Para procesar por lotes los archivos experimentales, en el menú Herramientas, haga clic en Archivos de datos por lotes y haga clic en Agregar lote en la nueva ventana. Haga clic en Agregar archivos para seleccionar los archivos de experimento que desea agregar al lote y haga clic en el botón Abrir carpeta en la opción Seleccionar una plantilla o un archivo de análisis de datos. Vaya a la plantilla que se acaba de guardar y ábrala.

Haga clic en Aceptar para cerrar la ventana actual. A continuación, haga clic en Enviar lotes para iniciar el procesamiento por lotes de todos los archivos. Aquí se muestran cuatro paneles seleccionados para identificar celdas binucleateds.

Estas gráficas e histogramas bivariados permiten la selección de celdas binucleadas, así como la identificación de aquellas células que tienen dos núcleos con circularidad, áreas e intensidades similares y que están bien separadas unas de otras. Estas imágenes de Brightfield y Hoechst, así como las máscaras de célula binucleada y micronúcleos, facilitan la identificación y enumeración de células binucleadas y micronúcleos. La aplicación de la entidad de recuento de puntos utiliza la máscara polinucleada para identificar celdas mononucleares, trinucleares y cuadrúcleas.

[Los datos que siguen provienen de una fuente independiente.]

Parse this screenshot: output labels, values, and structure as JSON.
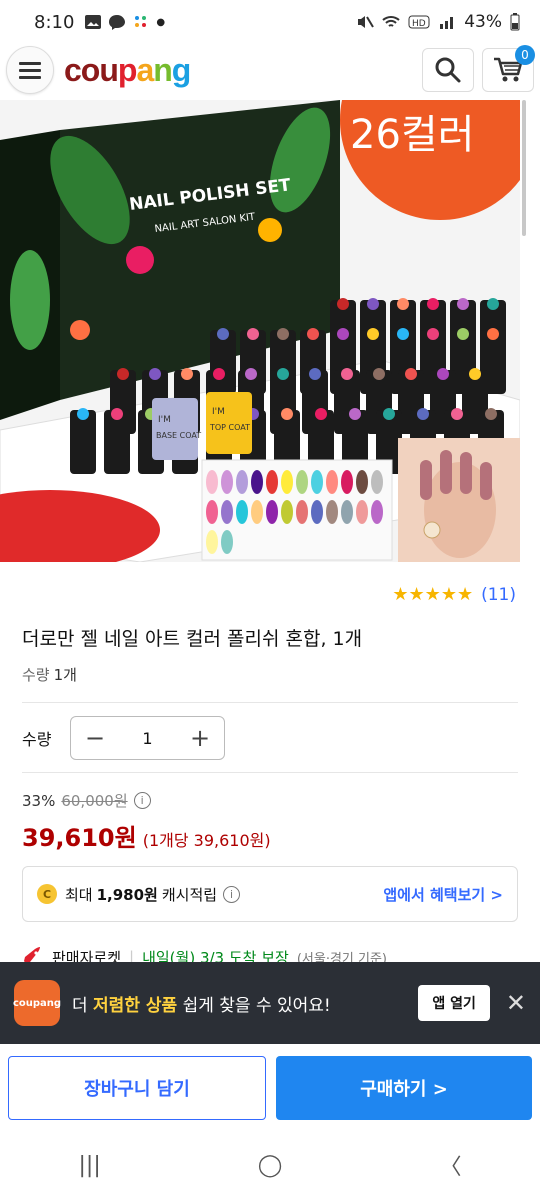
{
  "status_bar": {
    "time": "8:10",
    "battery": "43%",
    "icons": [
      "gallery-icon",
      "messenger-icon",
      "dots-icon",
      "dot-icon",
      "mute-icon",
      "wifi-icon",
      "hd-icon",
      "signal-icon",
      "battery-icon"
    ]
  },
  "header": {
    "logo": [
      "c",
      "o",
      "u",
      "p",
      "a",
      "n",
      "g"
    ],
    "logo_colors": [
      "#8b1a1a",
      "#8b1a1a",
      "#8b1a1a",
      "#e0212e",
      "#f4a51c",
      "#76bc2d",
      "#1ba0e2"
    ],
    "cart_count": "0"
  },
  "hero": {
    "box_title": "NAIL POLISH SET",
    "box_subtitle": "NAIL ART SALON KIT",
    "badge_text": "26컬러",
    "base_coat": "BASE COAT",
    "top_coat": "TOP COAT",
    "im": "I'M"
  },
  "rating": {
    "stars": 5,
    "count": "(11)"
  },
  "product": {
    "title": "더로만 젤 네일 아트 컬러 폴리쉬 혼합, 1개",
    "qty_label": "수량",
    "qty_value": "1개"
  },
  "quantity": {
    "label": "수량",
    "value": "1",
    "minus": "−",
    "plus": "+"
  },
  "pricing": {
    "discount": "33%",
    "original": "60,000원",
    "price": "39,610원",
    "unit_price": "(1개당 39,610원)"
  },
  "cash": {
    "prefix": "최대",
    "amount": "1,980원",
    "suffix": "캐시적립",
    "link": "앱에서 혜택보기 >"
  },
  "delivery": {
    "label": "판매자로켓",
    "date": "내일(월) 3/3 도착 보장",
    "region": "(서울·경기 기준)"
  },
  "app_banner": {
    "logo_text": "coupang",
    "text_pre": "더",
    "text_highlight": "저렴한 상품",
    "text_post": "쉽게 찾을 수 있어요!",
    "open_button": "앱 열기",
    "close": "✕"
  },
  "bottom_bar": {
    "cart_button": "장바구니 담기",
    "buy_button": "구매하기 >"
  },
  "nav_bar": {
    "recent": "|||",
    "home": "◯",
    "back": "〈"
  }
}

El número de células tri y cuadrranucleares se puede sumar para obtener el número final de células polinucleadas necesarias para el cálculo de la citotoxicidad. Aquí, se muestran valores representativos de genotoxicidad y citotoxicidad para la colchicina endógeno, la mitomicina C clastágena y un control negativo, el manitol, para demostrar la validez del protocolo. Etiquetar las células con una concentración adecuada de la mancha de ADN es fundamental para garantizar la captura de imágenes de alta calidad, lo que permite identificar y puntuar fácilmente todos los eventos clave.

Estas técnicas también son aplicables al ensayo de micronúcleos para la biodosimetría de radiación, que permite la estimación de la dosis en individuos que pueden haber estado expuestos a la radiación.